The prostitute figure in Ikhiwane elihle ligcwala izibungu has three banknotes as a ribbon in her hair; her skin is marked with the repetitive image of an erect penis, and three death’s heads adorn her leopard-skin loincloth. Danca’s reference to her body being ‘full of worms’, recalls the obsession that some Surrealist artists had with putrefying flesh and sex, best seen in Salvador Dali’s painting The Spectre of Sex Appeal of 1934 (Gala-Salvador Dali Foundation, Figueras, Spain) (Fig. 7). The moral in Danca’s work – so evidently a response to the HIV/AIDS pandemic – is that death can also come in the guise of beauty.

Hayden Proud


  1. Staff Reporter. 2005. ‘The Chosen Ones’, Independent on Sunday, p.17.
  2. loc. cit.

Born Umlazi, KwaZulu-Natal, 30th March 1978. Training Makhumbuza High School, Umlazi; 3rd Year Graphic Design at Durban Institute of Technology, Durban; Taught for four years by the late Trevor Makhoba.
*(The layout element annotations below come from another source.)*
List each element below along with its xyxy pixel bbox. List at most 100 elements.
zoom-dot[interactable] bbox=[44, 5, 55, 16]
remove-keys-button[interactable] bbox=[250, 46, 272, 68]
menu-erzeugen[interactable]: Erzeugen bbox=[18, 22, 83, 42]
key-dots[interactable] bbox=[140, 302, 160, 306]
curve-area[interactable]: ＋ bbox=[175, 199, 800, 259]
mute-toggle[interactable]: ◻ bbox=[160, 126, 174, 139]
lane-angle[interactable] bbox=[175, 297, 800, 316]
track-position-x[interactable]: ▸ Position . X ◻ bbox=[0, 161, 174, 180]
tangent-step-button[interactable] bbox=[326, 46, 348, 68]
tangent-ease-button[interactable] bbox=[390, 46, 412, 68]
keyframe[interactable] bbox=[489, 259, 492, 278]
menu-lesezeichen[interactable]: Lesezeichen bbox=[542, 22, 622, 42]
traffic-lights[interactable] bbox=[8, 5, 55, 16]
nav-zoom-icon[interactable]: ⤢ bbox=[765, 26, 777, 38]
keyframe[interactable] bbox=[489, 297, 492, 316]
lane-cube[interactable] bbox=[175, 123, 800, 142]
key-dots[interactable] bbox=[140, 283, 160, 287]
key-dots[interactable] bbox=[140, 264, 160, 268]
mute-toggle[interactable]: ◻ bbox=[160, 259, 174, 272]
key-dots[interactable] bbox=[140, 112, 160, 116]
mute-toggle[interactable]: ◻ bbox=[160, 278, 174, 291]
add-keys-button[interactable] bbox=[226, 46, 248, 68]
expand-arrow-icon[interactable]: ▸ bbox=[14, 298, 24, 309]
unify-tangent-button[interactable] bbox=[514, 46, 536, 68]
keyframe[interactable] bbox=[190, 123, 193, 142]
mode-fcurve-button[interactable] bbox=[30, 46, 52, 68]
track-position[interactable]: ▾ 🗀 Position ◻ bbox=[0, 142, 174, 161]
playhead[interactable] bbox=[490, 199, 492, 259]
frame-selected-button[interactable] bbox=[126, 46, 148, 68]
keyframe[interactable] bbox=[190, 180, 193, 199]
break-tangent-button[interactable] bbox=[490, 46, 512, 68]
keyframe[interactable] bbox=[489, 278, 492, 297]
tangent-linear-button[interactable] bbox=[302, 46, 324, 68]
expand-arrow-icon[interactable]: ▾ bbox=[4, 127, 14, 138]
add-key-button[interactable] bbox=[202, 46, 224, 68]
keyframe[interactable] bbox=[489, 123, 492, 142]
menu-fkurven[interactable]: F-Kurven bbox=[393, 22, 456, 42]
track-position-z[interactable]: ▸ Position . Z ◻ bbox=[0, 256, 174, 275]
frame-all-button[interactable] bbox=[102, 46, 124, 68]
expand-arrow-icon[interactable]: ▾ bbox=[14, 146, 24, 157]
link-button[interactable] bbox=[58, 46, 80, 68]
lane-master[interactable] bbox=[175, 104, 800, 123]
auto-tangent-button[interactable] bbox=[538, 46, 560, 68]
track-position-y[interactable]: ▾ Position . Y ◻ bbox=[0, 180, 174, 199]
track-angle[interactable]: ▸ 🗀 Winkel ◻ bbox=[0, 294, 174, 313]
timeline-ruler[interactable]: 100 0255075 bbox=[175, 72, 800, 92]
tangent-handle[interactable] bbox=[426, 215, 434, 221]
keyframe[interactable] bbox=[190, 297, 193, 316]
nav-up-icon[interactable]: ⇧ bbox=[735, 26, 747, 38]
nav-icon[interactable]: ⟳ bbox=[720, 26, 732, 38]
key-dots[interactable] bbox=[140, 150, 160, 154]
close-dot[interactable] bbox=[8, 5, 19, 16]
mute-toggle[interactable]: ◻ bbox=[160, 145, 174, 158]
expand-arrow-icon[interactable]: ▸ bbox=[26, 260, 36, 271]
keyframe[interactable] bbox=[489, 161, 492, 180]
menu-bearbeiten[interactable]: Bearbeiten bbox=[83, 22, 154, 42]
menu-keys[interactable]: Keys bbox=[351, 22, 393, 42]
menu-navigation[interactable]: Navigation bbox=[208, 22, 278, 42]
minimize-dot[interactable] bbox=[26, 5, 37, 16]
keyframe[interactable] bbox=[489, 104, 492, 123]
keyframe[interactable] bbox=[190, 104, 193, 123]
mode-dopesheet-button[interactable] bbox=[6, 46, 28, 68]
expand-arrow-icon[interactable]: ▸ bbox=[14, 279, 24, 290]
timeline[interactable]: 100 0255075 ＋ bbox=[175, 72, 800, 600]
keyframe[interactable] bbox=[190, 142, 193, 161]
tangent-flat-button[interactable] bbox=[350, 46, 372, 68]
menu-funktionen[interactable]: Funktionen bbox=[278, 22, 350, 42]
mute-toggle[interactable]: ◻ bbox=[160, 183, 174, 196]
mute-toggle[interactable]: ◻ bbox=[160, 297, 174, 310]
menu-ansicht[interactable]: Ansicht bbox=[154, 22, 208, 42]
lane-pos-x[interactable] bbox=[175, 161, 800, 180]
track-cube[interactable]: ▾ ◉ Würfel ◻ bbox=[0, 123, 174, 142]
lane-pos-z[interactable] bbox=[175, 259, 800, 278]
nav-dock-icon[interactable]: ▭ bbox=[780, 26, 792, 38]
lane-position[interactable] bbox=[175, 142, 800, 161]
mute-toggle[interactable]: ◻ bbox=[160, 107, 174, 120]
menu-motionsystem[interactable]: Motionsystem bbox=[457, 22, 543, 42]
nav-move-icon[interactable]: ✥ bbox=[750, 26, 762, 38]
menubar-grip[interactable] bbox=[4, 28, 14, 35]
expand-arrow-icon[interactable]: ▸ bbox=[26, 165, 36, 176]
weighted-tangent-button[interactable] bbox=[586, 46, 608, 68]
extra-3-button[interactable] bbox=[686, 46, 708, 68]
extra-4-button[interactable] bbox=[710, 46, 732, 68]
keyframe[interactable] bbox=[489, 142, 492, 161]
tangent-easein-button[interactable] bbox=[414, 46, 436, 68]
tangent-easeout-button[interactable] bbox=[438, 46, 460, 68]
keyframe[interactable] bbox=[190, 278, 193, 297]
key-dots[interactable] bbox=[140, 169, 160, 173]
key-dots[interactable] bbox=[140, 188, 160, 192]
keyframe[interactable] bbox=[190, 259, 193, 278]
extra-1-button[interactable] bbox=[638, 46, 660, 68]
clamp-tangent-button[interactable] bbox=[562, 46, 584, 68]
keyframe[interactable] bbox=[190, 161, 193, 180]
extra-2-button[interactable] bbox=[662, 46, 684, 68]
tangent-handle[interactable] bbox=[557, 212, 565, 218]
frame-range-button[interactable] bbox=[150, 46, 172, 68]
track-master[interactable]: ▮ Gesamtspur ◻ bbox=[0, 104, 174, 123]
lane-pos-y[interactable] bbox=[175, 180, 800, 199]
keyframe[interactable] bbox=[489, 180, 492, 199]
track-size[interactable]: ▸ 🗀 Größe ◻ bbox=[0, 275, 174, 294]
Exhibitions 1997: African Art Centre – group exhibition with Sibusiso Duma and Trevor Makhoba; 1999 African Art Centre – Izwe Lethu – Our land, group exhibition AAC; 2000: African Art Centre – Makabongwe Ophezulu – Thank God For Creativity; 2000: African Art Centre – Sezenjani Ngengculazi – What are we going to do about AIDS?; 2000; African Art Centre – Asibuke Abantu – group exhibition; 2003: Heritage Day Durban Art Gallery; 2003: Exhibition of works submitted to a national competition for a portrait of King Cetshwayo. 2003: Art Roots Exhibition 2003, Durban Art Gallery. 2004: African Art Centre – Summer Exhibition; 2004: African Art Centre – joint exhibition with Sibusiso Duma: 2007; Fresh Paint Gallery, Durban – group exhibition. Awards 2005: Nivea Start Award Finalist First Prize. Collections Killie Campbell Collections, University of KwaZulu-Natal, Durban; Museum Services, Pietermaritzburg; KwaMuhle Museum, Durban.